Digital publication offers new insights into the heath’s thousand-year history

The digital publication A Place for the Heathlands? explores the evolving relationships between humans and heathlands across epochs, from the Holocene to the Anthropocene.

More than five thousand years ago, the Neolithic communities of Northern Europe began to expand the open heather-based ecosystem that we know as heathlands. Through a combination of fire and grazing their livestock, humans cleared the post-glacial forests and expanded the niche for Calluna vulgaris (heather) and other heathland plants. Heather, an evergreen shrub, served as a vital resource – for winter grazing, for fuel, for tools, for thatch, for byre-bedding, and as fertiliser. The multiple affordances of heather meant that the Calluna heathlands, over time, became deeply embedded in the evolving domestic and funerary architecture. In these heathland landscapes, wide networks of mobility, transhumance and exchange developed.

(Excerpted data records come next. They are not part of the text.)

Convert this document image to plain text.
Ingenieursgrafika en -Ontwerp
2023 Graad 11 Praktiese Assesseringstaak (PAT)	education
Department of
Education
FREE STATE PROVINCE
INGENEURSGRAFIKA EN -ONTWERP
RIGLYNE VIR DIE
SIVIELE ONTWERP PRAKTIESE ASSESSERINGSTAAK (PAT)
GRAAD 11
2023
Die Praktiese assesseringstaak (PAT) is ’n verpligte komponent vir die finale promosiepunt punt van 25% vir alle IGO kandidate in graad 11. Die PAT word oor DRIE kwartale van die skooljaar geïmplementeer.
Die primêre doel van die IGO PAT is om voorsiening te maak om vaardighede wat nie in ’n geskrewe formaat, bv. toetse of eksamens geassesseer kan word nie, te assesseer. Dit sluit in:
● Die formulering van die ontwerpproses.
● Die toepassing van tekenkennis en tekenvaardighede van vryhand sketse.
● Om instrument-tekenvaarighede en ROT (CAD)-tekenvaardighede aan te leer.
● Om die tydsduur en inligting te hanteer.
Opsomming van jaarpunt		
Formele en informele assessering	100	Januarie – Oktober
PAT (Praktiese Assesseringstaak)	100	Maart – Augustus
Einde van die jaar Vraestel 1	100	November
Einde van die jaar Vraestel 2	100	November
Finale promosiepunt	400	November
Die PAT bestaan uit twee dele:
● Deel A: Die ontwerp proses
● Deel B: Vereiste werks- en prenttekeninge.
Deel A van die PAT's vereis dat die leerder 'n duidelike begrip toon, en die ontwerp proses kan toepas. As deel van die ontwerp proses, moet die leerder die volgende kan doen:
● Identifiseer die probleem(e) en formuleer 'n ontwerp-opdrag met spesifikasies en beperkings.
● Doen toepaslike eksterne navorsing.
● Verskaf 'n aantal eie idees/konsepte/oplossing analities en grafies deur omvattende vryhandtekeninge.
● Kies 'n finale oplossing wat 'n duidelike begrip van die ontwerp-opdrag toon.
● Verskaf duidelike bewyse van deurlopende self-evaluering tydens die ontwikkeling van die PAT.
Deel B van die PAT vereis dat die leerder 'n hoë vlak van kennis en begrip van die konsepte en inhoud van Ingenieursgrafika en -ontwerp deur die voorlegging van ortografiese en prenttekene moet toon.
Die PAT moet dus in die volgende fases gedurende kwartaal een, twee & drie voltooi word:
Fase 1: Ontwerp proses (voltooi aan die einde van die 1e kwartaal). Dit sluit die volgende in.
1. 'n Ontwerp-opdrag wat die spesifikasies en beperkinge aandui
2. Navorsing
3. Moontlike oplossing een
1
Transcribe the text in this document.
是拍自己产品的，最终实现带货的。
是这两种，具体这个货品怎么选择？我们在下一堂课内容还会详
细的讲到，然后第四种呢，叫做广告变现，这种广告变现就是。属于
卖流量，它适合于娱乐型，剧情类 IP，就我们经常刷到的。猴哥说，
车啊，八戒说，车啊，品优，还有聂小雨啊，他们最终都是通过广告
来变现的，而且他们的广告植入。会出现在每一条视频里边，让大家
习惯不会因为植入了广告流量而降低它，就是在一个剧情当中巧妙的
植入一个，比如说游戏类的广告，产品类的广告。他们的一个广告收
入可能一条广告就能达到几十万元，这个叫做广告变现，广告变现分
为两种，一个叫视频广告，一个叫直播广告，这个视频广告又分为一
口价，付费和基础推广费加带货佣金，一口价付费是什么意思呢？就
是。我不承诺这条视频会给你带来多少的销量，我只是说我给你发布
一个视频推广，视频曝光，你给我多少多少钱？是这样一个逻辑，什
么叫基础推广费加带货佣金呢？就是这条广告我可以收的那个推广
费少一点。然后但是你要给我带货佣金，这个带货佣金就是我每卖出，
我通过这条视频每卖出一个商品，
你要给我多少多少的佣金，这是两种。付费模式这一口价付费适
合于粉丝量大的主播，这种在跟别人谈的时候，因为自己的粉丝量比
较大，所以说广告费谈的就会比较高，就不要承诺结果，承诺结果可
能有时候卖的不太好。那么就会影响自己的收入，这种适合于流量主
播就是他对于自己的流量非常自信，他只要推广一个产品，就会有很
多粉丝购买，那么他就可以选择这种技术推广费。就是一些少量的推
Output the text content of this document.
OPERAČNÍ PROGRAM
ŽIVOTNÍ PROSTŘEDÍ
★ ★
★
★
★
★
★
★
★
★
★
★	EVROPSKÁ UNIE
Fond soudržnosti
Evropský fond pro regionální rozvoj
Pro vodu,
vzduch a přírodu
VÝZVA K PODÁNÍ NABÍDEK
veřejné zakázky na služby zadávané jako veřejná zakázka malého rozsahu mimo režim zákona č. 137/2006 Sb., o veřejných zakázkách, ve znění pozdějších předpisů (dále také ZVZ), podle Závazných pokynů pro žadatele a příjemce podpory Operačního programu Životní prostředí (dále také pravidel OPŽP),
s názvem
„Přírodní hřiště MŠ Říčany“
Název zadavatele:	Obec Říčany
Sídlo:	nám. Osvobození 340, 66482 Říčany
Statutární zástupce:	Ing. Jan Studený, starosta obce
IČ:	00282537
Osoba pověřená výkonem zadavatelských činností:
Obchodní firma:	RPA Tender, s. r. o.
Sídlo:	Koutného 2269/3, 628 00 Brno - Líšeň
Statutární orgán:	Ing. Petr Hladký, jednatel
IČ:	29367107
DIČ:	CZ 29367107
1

The publication is published in collaboration with the Jutland Archaeological Society and is freely available to all at www.heathland.place

About the project

The Heathland Project (ANTHEA) is funded by the European Research Council. The project is hosted by Aarhus University and runs for a period of five years, starting in 2020.The project covers the period from 2800 BC to 1000 AD, with a special focus on the earliest spread of the heath and how this type of landscape survives through millennia.